Feline Allergic Bronchitis is a narrowing of the small passageways of the lungs due to increased sensitivity to an allergen. The starting process for hypersensitivity begins with a particle encountered in the lungs. This stimulates a normal immune response, eliminating the threat and setting up specific memory cells to guard against future attacks by that type of particle. When that same particle is encountered again, the immune response is rapid and decisive. In affected cats, it is also overblown. The release of histamine leads to bronchoconstriction, an increase in mucus secretion, and an increase in capillary permeability (allowing more fluid to cross if not limited). The immune response also increases the amount of prostaglandins, which leads to inflammation. Esinophils (a type of white blood cell) act to prolong the airway injury by slowing recovery, they are jerks, and affected cats tend to have higher numbers of them hanging around. The increased mucus secretion (accompanied by decreased cilia movement) causes mucus plugs to form, increasing resistance along the airways.

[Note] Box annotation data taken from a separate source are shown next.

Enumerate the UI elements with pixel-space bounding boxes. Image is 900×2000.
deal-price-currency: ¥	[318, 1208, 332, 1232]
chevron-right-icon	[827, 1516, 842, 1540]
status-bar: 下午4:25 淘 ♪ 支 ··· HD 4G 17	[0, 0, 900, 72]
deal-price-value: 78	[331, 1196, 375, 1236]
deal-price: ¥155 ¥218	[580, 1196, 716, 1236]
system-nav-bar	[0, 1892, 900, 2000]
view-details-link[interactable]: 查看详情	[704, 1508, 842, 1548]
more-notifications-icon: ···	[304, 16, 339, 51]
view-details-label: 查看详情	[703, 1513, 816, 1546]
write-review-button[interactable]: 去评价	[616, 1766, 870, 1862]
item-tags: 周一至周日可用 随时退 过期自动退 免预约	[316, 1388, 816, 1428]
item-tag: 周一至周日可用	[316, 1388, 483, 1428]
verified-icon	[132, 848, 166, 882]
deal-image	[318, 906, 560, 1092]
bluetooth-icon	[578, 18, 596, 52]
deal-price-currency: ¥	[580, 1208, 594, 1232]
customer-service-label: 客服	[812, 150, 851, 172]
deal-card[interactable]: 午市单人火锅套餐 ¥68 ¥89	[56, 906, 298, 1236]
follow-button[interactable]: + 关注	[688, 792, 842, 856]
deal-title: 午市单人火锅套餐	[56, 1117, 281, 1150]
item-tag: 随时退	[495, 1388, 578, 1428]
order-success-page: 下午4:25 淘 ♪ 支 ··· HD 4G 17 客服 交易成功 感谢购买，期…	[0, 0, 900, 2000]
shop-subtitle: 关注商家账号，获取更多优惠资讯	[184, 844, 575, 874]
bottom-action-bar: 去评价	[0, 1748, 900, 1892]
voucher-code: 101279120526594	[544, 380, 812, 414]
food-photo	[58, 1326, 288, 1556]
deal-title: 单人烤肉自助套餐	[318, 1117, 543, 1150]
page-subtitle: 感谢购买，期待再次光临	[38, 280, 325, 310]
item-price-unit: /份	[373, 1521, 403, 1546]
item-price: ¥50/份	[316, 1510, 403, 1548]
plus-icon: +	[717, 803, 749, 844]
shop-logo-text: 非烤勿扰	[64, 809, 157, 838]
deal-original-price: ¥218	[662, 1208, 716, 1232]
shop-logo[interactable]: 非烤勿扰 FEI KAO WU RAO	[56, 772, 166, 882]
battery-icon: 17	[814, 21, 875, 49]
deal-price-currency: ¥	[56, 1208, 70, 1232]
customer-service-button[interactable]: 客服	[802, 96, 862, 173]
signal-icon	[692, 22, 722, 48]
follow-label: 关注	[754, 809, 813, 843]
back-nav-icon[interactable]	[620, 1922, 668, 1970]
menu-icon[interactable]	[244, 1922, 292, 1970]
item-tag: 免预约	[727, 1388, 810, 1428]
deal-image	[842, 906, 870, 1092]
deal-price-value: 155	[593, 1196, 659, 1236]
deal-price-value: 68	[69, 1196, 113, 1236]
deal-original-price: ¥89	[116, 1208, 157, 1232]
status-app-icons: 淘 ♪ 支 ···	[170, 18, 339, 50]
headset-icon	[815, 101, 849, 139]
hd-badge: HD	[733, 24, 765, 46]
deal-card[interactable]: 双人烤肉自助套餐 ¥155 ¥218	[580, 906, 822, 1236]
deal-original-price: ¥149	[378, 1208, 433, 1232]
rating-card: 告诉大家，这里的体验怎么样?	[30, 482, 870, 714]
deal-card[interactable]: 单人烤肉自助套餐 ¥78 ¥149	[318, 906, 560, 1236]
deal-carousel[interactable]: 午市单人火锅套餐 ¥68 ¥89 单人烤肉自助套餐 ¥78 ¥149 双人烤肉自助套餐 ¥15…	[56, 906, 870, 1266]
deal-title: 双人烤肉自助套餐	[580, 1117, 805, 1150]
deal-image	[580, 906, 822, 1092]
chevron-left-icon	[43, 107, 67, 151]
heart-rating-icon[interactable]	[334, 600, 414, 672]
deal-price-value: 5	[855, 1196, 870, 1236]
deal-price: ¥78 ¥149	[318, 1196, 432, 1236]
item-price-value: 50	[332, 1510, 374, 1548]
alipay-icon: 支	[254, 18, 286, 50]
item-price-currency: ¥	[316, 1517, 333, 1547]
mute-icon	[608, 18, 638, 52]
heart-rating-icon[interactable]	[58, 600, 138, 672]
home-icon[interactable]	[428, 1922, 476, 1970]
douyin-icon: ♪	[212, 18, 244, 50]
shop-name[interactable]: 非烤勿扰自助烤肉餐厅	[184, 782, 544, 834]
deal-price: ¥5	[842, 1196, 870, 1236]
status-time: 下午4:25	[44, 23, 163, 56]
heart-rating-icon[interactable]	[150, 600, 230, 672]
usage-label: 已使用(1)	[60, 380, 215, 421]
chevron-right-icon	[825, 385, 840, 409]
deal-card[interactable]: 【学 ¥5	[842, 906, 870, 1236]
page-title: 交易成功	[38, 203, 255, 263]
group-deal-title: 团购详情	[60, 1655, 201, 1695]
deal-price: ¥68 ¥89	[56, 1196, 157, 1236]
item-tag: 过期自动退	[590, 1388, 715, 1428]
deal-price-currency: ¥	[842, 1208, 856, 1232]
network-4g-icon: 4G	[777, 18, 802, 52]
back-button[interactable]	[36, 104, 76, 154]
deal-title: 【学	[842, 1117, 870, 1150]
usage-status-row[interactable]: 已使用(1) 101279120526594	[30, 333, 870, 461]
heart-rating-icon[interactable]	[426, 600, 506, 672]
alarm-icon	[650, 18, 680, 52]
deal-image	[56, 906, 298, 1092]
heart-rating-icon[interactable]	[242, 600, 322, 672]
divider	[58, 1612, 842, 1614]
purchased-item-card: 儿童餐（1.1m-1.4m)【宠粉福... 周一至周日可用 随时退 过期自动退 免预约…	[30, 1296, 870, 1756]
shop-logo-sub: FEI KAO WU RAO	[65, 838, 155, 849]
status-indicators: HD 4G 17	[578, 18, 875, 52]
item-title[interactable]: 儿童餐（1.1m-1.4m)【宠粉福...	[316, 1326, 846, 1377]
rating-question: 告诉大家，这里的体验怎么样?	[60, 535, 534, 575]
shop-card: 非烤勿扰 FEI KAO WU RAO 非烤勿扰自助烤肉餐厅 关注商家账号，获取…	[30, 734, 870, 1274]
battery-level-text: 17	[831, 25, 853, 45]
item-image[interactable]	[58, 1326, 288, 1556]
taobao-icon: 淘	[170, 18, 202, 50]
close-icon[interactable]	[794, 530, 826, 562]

This immune response also contributes to an imbalance of sympathetic and parasympathetic signalling. In a healthy animal, the two (which are in direct opposition) are in balance and the airway is open. When the sympathetic side is stronger than the parasympathetic, the airways are even more open – this is the fight or flight response system. When the parasympathetic side is stronger, the airways become constricted. Parasympathetic stimulation causes smooth muscle in the small airways to contract which narrows the radius of the tubes. Flow is inversely proportional to the radius to the fourth power, so even a very slight change in radius has drastic effects on flow rate. This decreased radius also increases the velocity of the air passing through, which causes turbulence. Turbulent air is less efficiently removed and causes problems with ventilation.
Overall, each of these things causes an increase in resistance across the airways which decreases flow of air. In normal breathing, the diaphragm contracts to increase thoracic (chest) volume, and then relaxes to decrease thoracic volume. When the chest volume increases it decreases the pressure surrounding the lungs, which causes air to rush in from outside (where the pressure is now higher). When the chest volume decreases, the pressure inside the lungs increases (until it is higher than outside) and pushes the air back out. When resistance is too high in the small airways, the passive action of the diaphragm moving is not enough to increase the pressure in the alveoli to overcome the pressure difference. This triggers the cough reflex and air is forcibly removed by contraction of abdominal and thoracic muscles.
Treatment of this condition is based around opening airways. Inhalers with steroids and bronchodilators are used for acute attacks, and maintenance steroid pills for longer term. Steroids work by decreasing inflammation caused by prostaglandins during the immune response. These are not the anabolic steroids used by athletes and body builders, they are corticosteroids that bind to receptors in cells to reduce inflammation.